Apologizes if this is the wrong forum.

I'm using a Gateway ID59C laptop running Windows 7 x64, and I have an Insignia 32" HDTV. I have an HDMI cable connecting the two of them, but whenever I move the mouse, or watch a movie, or perform any action, there's about a 1.5 second delay before the action is performed on the television.

Is there a way I can eliminate the lag with this connection?

Thanks!


----------



## ebackhus (Apr 21, 2005)

Insignia isn't exactly "top shelf" but check if it has a gaming mode. Those often take away image enhancement to lessen lag. Another thing is to run it as the TV's native resolution to avoid scaling issues.


----------



## JPaterson000 (Dec 15, 2010)

Oh I realize Insignia isn't top shelf, however I'm held up in a place that I don't pay (as part of work) so I'm sadly stuck with it.

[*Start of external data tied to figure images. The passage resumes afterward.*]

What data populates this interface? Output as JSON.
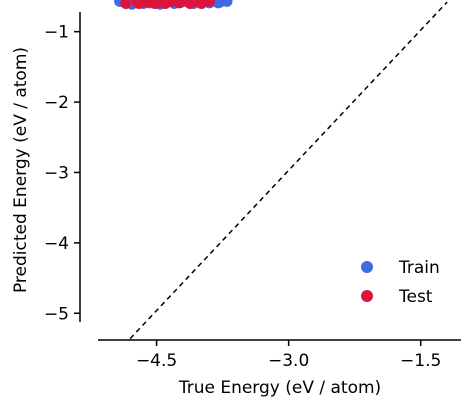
{
  "chart_data": {
    "type": "scatter",
    "xlabel": "True Energy (eV / atom)",
    "ylabel": "Predicted Energy (eV / atom)",
    "xlim": [
      -5.37,
      -0.94
    ],
    "ylim": [
      -5.38,
      -0.55
    ],
    "xticks": [
      -4.5,
      -3.0,
      -1.5
    ],
    "yticks": [
      -1,
      -2,
      -3,
      -4,
      -5
    ],
    "grid": false,
    "legend_position": "bottom-right",
    "reference_line": {
      "style": "dashed",
      "from": [
        -4.8,
        -5.36
      ],
      "to": [
        -1.2,
        -0.58
      ]
    },
    "series": [
      {
        "name": "Train",
        "color": "#4169E1",
        "points": [
          [
            -4.92,
            -0.57
          ],
          [
            -4.75,
            -0.58
          ],
          [
            -4.65,
            -0.6
          ],
          [
            -4.58,
            -0.59
          ],
          [
            -4.5,
            -0.58
          ],
          [
            -4.42,
            -0.59
          ],
          [
            -4.35,
            -0.57
          ],
          [
            -4.28,
            -0.58
          ],
          [
            -4.22,
            -0.58
          ],
          [
            -4.16,
            -0.57
          ],
          [
            -4.1,
            -0.59
          ],
          [
            -4.04,
            -0.57
          ],
          [
            -3.98,
            -0.58
          ],
          [
            -3.92,
            -0.58
          ],
          [
            -3.85,
            -0.57
          ],
          [
            -3.78,
            -0.58
          ],
          [
            -3.7,
            -0.57
          ],
          [
            -4.78,
            -0.61
          ],
          [
            -4.62,
            -0.58
          ],
          [
            -4.46,
            -0.61
          ],
          [
            -4.3,
            -0.6
          ],
          [
            -4.08,
            -0.6
          ],
          [
            -3.9,
            -0.59
          ],
          [
            -3.8,
            -0.59
          ]
        ]
      },
      {
        "name": "Test",
        "color": "#DC143C",
        "points": [
          [
            -4.85,
            -0.6
          ],
          [
            -4.72,
            -0.58
          ],
          [
            -4.68,
            -0.56
          ],
          [
            -4.6,
            -0.58
          ],
          [
            -4.55,
            -0.56
          ],
          [
            -4.48,
            -0.58
          ],
          [
            -4.44,
            -0.56
          ],
          [
            -4.38,
            -0.58
          ],
          [
            -4.33,
            -0.56
          ],
          [
            -4.27,
            -0.57
          ],
          [
            -4.2,
            -0.56
          ],
          [
            -4.14,
            -0.58
          ],
          [
            -4.08,
            -0.57
          ],
          [
            -4.02,
            -0.58
          ],
          [
            -3.96,
            -0.56
          ],
          [
            -3.9,
            -0.57
          ],
          [
            -4.7,
            -0.6
          ],
          [
            -4.52,
            -0.6
          ],
          [
            -4.4,
            -0.6
          ],
          [
            -4.24,
            -0.59
          ],
          [
            -4.12,
            -0.6
          ],
          [
            -3.99,
            -0.6
          ],
          [
            -4.62,
            -0.57
          ],
          [
            -4.36,
            -0.57
          ]
        ]
      }
    ]
  }
}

It does have a gaming mode, and I turned off the feature that helps to control motion blur which causes lag itself. I'll just run the games at the TV's resolution.

Thanks!


----------



## ebackhus (Apr 21, 2005)

Ugh, don't get me started on 120Hz! Hate hate hate it! If you can do all that you said you ought to see some improvement in response time.


----------



## adrian555 (Jan 31, 2011)

Get a shorter HDMI cable.


----------